The interest rate of an ARM includes two major factors: the index and the margin.
The index is a benchmark interest rate that reflects general economic conditions, as the Consumer Financial Protection Bureau explained. There are several indices that lenders can choose to use, but they generally reflect the same information.
The other element is the margin. This is an additional number of percentage points added to the loan by the lender as a way to earn money on their investment. The CFPB pointed out that borrowers can and should compare margins between different lenders. Additionally, the margin can sometimes be negotiated in the borrower’s favor.
Do conventional mortgage loans have fixed rates?
The short answer is yes. Lenders like banks offer conventional loans with both fixed and adjustable interest rates.

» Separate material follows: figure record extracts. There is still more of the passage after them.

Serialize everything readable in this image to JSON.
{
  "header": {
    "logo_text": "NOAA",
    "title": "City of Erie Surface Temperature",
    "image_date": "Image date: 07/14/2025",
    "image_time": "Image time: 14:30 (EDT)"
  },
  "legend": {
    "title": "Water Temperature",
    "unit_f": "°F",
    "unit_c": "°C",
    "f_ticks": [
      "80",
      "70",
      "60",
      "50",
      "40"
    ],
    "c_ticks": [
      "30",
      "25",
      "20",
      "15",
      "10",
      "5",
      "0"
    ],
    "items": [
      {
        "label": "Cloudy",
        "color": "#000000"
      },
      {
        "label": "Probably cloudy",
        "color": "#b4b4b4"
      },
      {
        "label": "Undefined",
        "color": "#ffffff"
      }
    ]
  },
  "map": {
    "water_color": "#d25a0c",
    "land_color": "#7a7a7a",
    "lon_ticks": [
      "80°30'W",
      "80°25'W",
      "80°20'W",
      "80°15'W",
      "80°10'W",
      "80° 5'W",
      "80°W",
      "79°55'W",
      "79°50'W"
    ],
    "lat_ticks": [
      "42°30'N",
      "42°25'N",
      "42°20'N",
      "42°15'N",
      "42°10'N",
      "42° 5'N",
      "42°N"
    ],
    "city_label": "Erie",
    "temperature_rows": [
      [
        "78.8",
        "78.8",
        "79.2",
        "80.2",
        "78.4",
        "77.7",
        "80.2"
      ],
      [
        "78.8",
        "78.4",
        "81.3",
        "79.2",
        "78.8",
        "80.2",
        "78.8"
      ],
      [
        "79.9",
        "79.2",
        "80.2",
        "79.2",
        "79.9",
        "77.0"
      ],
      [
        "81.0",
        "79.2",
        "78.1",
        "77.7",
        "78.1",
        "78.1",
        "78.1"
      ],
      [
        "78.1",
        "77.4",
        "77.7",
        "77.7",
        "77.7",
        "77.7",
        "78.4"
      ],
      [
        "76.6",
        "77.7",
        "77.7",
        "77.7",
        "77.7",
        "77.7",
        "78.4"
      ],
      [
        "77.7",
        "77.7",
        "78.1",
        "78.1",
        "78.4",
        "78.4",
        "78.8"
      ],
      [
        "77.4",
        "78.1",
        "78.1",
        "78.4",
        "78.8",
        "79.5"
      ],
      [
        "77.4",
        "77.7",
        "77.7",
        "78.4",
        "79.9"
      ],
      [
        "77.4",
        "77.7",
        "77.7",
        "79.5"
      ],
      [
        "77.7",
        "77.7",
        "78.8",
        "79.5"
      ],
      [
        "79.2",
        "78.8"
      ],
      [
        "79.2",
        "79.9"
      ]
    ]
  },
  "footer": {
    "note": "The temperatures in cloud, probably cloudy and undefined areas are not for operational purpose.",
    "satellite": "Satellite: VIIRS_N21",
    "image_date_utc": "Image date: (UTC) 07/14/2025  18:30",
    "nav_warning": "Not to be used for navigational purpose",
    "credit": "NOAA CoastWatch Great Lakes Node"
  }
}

A conventional mortgage loan is simply a loan offered entirely through a lender, such as a bank or other financial institution. It contrasts with the various loans supported by government agencies like the Federal Housing Administration, among others.
How often does an adjustable-rate mortgage adjust?
Adjustable-rate mortgages can adjust on many different schedules, based on the terms set by a lender.
A yearly change after the introductory fixed-rate period expires is common, but not the only approach used by financial institutions. They could change on a quarterly basis or once every set number of years. It’s crucial that your clients understand that they need to discuss the frequency of the rate adjustment with their lender to build a more complete understanding of their loan.
Is an adjustable-rate mortgage a good idea?
An adjustable-rate mortgage can be a good idea if it aligns with the goals, financial position and interests of the buyer. It can be a bad idea for the same reason.
Because home buyers have many different reasons for purchasing a home, from a temporary living space or vacation destination to a place they plant to live for decades, it’s impossible to say that an adjustable-rate mortgage is always a good or bad idea. What can help is looking at the key circumstances that make such a loan a good or bad idea.
An adjustable-rate mortgage may be a good idea if:
- The home buyer believes interest rates or general market conditions will drop in the near or medium-term future, which would lead to a lower mortgage payment each month.
- The buyer only wants to own the property for a short period of time. The fixed portion of an adjustable-rate mortgage – like the five-year period in the 5/1 ARM we previously discussed – often offers a low interest rate, as the Motley Fool detailed.
An adjustable-rate mortgage may be a bad idea if:
The buyer believes interest rates or general market conditions will rise after their introductory, low-rate period ends.
- The buyer values consistency and doesn’t want to contend with the possibility of higher interest rates and larger payments in the future.
- Similarly, the buyer has found a low fixed interest rate offered by a lender.